@user20042973 already provided a link to https://www.mongodb.com/docs/manual/reference/read-concern-snapshot/#mongodb-readconcern-readconcern.-snapshot- in the very first comment, but considering followup comments and questions from OP regarding transactions, it seems it requires full answer for clarity.
So first of all transactions are all about writes, not reads. I can't stress it enough, so please read it again - transaction, or how mongodb introduced the "multidocument transactions" are there to ensure multiple updates have a single atomic operation "commit". No changes made within a transaction are visible outside of the transaction until it is committed, and all of the changes become visible at once when the transaction is committed. The docs: https://www.mongodb.com/docs/manual/core/transactions/#transactions-and-atomicity
The OP is concerned that any concurrent writes to the database can affect results of his aggregation operation, especially for $lookup operations that query other collections for each matching document from the main collection.

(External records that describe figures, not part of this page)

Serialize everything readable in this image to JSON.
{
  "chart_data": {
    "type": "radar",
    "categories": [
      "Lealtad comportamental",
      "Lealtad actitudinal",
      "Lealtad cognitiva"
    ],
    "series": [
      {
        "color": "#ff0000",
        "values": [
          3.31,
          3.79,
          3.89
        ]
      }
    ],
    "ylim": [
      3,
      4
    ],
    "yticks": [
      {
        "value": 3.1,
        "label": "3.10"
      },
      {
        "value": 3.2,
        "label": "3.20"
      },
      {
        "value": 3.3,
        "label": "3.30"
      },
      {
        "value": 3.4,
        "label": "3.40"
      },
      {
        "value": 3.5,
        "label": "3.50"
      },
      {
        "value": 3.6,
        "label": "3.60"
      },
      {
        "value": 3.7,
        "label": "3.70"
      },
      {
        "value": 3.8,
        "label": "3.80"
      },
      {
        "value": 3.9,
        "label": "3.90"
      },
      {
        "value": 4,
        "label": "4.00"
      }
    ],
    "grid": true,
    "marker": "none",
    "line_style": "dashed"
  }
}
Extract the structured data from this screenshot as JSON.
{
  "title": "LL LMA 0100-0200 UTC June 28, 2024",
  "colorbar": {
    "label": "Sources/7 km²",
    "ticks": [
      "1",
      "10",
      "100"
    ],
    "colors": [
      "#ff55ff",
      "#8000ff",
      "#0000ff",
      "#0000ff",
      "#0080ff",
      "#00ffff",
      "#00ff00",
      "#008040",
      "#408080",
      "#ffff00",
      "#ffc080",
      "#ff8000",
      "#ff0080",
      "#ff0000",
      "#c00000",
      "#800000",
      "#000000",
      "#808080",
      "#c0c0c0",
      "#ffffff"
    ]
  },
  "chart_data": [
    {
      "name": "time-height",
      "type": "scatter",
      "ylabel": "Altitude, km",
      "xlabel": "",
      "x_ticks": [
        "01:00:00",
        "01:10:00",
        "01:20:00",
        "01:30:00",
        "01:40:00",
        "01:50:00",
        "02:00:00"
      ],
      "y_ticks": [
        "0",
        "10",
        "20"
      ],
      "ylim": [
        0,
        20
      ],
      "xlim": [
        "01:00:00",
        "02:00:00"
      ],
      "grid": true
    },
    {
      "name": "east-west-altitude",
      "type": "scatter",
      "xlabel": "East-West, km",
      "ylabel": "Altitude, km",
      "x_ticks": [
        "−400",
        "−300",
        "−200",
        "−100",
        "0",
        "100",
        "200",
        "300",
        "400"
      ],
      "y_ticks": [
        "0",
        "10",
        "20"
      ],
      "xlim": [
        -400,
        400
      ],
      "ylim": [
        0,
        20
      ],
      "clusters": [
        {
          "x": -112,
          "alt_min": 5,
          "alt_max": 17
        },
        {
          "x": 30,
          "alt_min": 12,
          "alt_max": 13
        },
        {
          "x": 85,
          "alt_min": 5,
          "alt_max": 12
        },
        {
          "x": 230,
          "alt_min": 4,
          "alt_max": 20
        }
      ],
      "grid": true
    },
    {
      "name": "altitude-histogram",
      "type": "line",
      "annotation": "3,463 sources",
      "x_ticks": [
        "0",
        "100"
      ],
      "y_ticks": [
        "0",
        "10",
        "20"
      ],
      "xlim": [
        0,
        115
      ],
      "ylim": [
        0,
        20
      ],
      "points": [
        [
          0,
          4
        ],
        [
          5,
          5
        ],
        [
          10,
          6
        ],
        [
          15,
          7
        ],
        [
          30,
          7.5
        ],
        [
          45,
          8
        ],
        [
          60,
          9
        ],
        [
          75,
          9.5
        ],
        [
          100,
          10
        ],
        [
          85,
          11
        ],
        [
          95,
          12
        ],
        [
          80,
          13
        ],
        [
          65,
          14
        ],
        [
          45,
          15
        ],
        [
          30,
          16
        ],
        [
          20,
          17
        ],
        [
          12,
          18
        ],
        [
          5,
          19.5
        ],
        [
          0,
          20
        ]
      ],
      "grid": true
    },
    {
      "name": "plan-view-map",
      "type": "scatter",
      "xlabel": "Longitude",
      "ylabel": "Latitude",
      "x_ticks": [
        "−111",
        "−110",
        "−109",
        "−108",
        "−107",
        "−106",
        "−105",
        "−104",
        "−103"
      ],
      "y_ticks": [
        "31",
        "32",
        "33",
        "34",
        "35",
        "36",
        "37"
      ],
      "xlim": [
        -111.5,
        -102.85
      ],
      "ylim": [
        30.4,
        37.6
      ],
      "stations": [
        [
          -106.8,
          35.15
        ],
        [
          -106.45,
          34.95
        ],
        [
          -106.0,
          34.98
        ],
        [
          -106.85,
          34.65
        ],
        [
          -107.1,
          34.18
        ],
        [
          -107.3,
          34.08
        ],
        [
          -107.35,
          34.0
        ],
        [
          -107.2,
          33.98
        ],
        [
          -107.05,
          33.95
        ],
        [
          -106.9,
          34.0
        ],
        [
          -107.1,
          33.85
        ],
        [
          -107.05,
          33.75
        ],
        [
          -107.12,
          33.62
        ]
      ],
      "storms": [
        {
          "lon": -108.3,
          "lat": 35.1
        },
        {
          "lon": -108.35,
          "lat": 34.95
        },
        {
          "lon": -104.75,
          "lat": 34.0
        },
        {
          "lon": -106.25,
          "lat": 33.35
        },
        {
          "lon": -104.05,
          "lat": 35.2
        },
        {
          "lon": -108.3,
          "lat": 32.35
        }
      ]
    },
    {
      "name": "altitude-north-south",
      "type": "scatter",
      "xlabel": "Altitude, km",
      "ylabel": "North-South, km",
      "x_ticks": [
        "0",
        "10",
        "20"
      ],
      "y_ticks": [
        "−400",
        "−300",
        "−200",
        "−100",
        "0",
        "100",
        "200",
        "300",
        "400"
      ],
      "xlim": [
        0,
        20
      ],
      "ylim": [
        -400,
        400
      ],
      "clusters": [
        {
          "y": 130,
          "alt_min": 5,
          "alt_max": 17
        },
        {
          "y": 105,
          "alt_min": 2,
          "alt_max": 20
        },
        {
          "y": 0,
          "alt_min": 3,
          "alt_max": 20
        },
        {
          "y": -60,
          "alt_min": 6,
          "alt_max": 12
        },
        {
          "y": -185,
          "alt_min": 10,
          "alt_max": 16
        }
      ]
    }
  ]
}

It's a very reasonable consideration, as MongoDB has always been eventually consistent and did not provide guarantees that such lookups will return the same results if the linked collection were changed during aggregation. Generally speaking it doesn't even guarantee a unique key is unique within a cursor that uses this index - if a document was deleted, and then a new one with same unique key was inserted there is non-zero chance to retrieve both.
The instrument to workaround this limitation is called "read concern", not "transaction". There are number of read concerns available to balance between speed and reliability/consistency: https://www.mongodb.com/docs/v6.0/reference/read-concern/ OP is after the most expensive one - "snapshot", as ttps://www.mongodb.com/docs/v6.0/reference/read-concern-snapshot/ put it:
A snapshot is a complete copy of the data in a mongod instance at a specific point in time.
mongod
in this context spells "the whole thing" - all databases, collections within these databases, documents within these collections.
All operations within a query with "snapshot" concern are executed against the same version of data as it was when the node accepted the query.
Transactions use this snapshot read isolation under the hood and can be used to guarantee consistent results for $lookup queries even if there are no writes within the transaction. I'd recommend to use read concern explicitly instead - less overhead, and more importantly it clearly shows the intent to devs who are going to maintain your app.
Now, regarding this part of the question:
Based on my research, MongoDb read query acquires a shared (read) lock that prevents writes on the same collection until it is resolved.
It would be nice to have source of this claim. As of today (v5.0+) aggregation is lock-free, i.e. it is not blocked even if other operation holds an exclusive X lock on the collection: https://www.mongodb.com/docs/manual/faq/concurrency/#what-are-lock-free-read-operations-
When it cannot use lock-free read, it gets intended shared lock on the collection. This lock prevents only write locks on collection level, like these ones: https://www.mongodb.com/docs/manual/faq/concurrency/#which-administrative-commands-lock-a-collection-
IS lock on a collections still allows X locks on documents within the collection - insert, update or delete of a document requires only intended IX lock on collection, and exclusive X lock on the single document being affected by the write operation.
The final note - if such read isolation is critical to the business, and you must guarantee strict consistency, I'd advise to consider SQL databases. It might be more performant than snapshot queries. There are much more factors to consider, so I'll leave it to you. The point is mongo shines where eventual consistency is acceptable. It does pretty good with causal consistency within a server session, which gives enough guarantee for much wider range of usecases. I encourage you to test how good it will do with snapshots queries, especially if you are running multiple lookups, which can by its own be slow enough on larger datasets and might not even work without allowing disk use.